Shared Virtual Memory: Its Design and Performance Implications for Diverse Applications
Bennett Cooper, Thomas R. W. Scogland, Rong Ge
TL;DR
The paper investigates AMD's Shared Virtual Memory (SVM) and its interaction with Linux HMM, revealing a range-based memory management design that enables on-demand migrations but can cause severe thrashing when GPU memory is oversubscribed. It employs fine-grained profiling, SystemTap instrumentation, and application case studies to quantify UM management overhead, migration/eviction dynamics, and fault behavior, identifying critical bottlenecks and application-dependent patterns. A key finding is that aggressive prefetching paired with a range-based eviction policy amplifies costs under oversubscription, but SVM-aware algorithms (e.g., reordering computations) and driver adjustments can yield substantial performance gains, sometimes by orders of magnitude. The work provides practical guidance for AMD-based HPC systems and lays a foundation for future driver and algorithm optimizations, including potential extensions to newer architectures like MI300 and broader memory allocation schemes.
Abstract
Discrete GPU accelerators, while providing massive computing power for supercomputers and data centers, have their separate memory domain. Explicit memory management across device and host domains in programming is tedious and error-prone. To improve programming portability and productivity, Unified Memory (UM) integrates GPU memory into the host virtual memory systems, and provides transparent data migration between them and GPU memory oversubscription.
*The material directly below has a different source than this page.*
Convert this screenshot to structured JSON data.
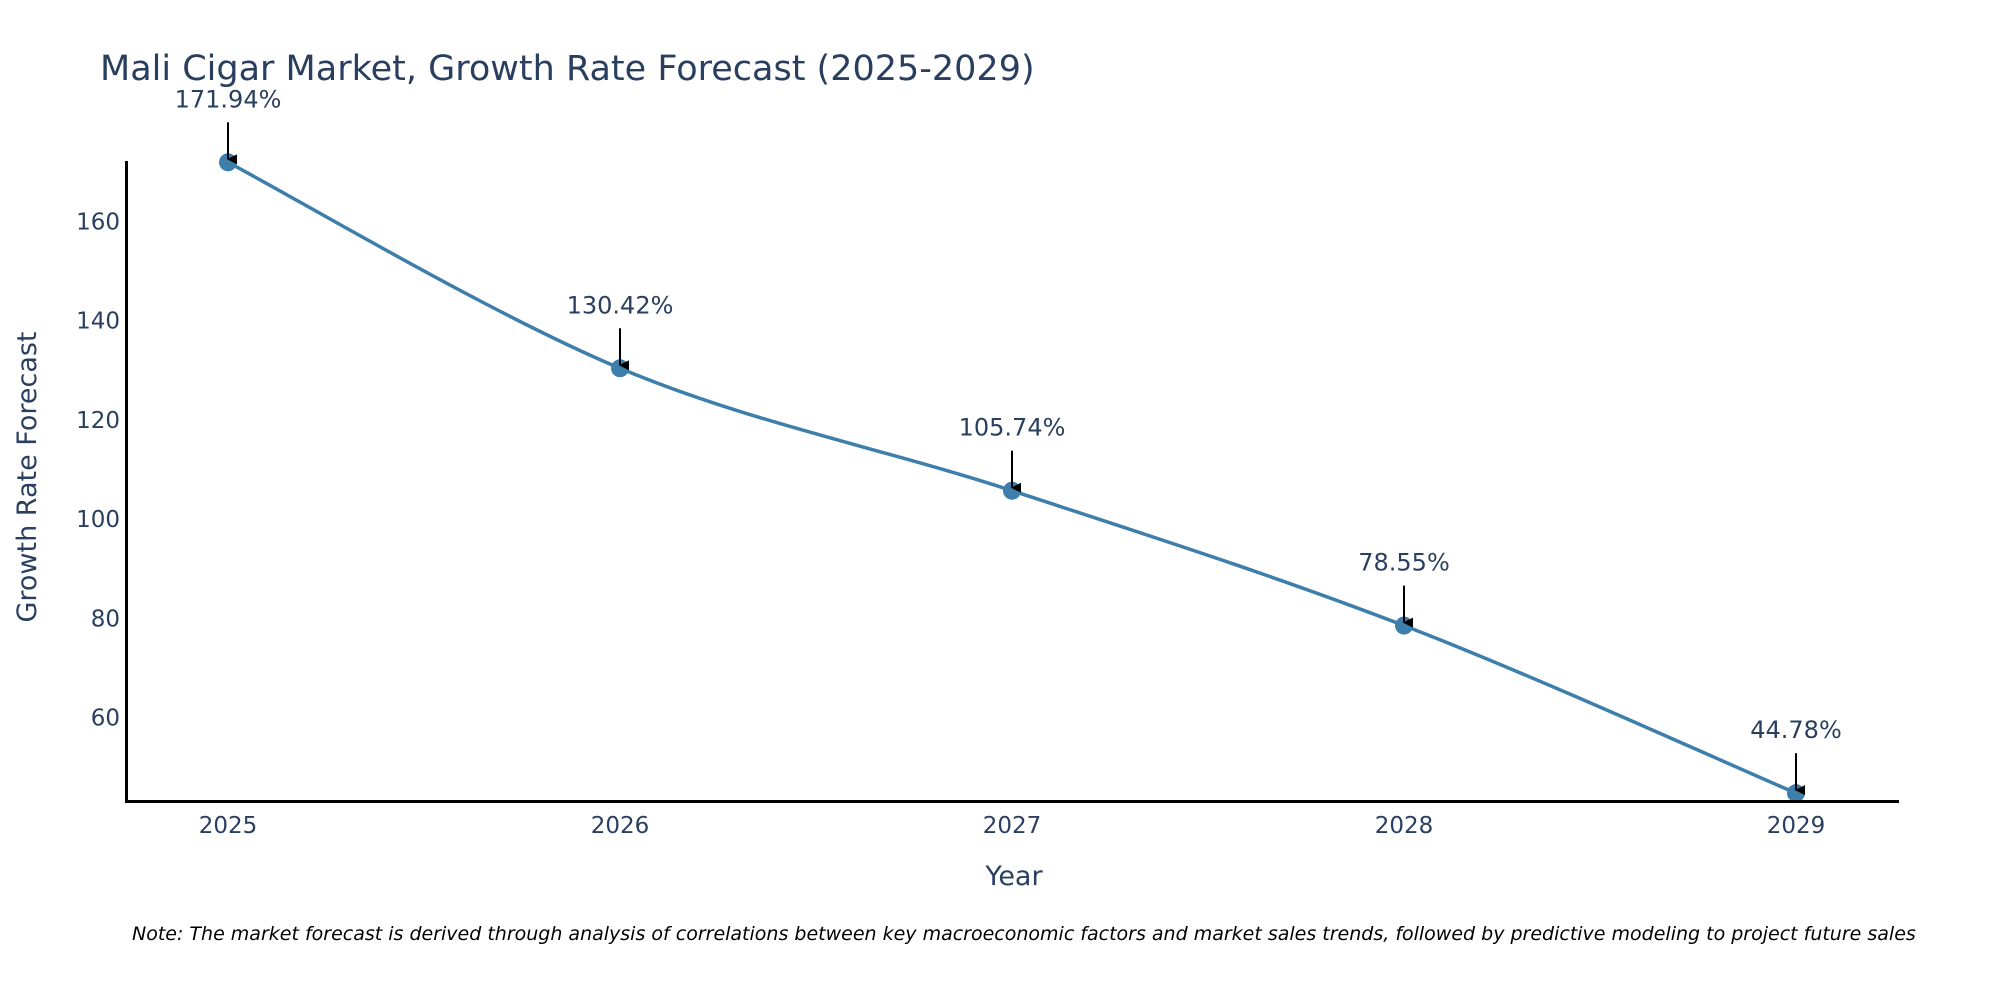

Nevertheless, current UM technologies cause significant performance loss for applications. With AMD GPUs increasingly being integrated into the world's leading supercomputers, it is necessary to understand their Shared Virtual Memory (SVM) and mitigate the performance impacts. In this work, we delve into the SVM design, examine its interactions with applications' data accesses at fine granularity, and quantitatively analyze its performance effects on various applications and identify the performance bottlenecks. Our research reveals that SVM employs an aggressive prefetching strategy for demand paging. This prefetching is efficient when GPU memory is not oversubscribed. However, in tandem with the eviction policy, it causes excessive thrashing and performance degradation for certain applications under oversubscription. We discuss SVM-aware algorithms and SVM design changes to mitigate the performance impacts. To the best of our knowledge, this work is the first in-depth and comprehensive study for SVM technologies.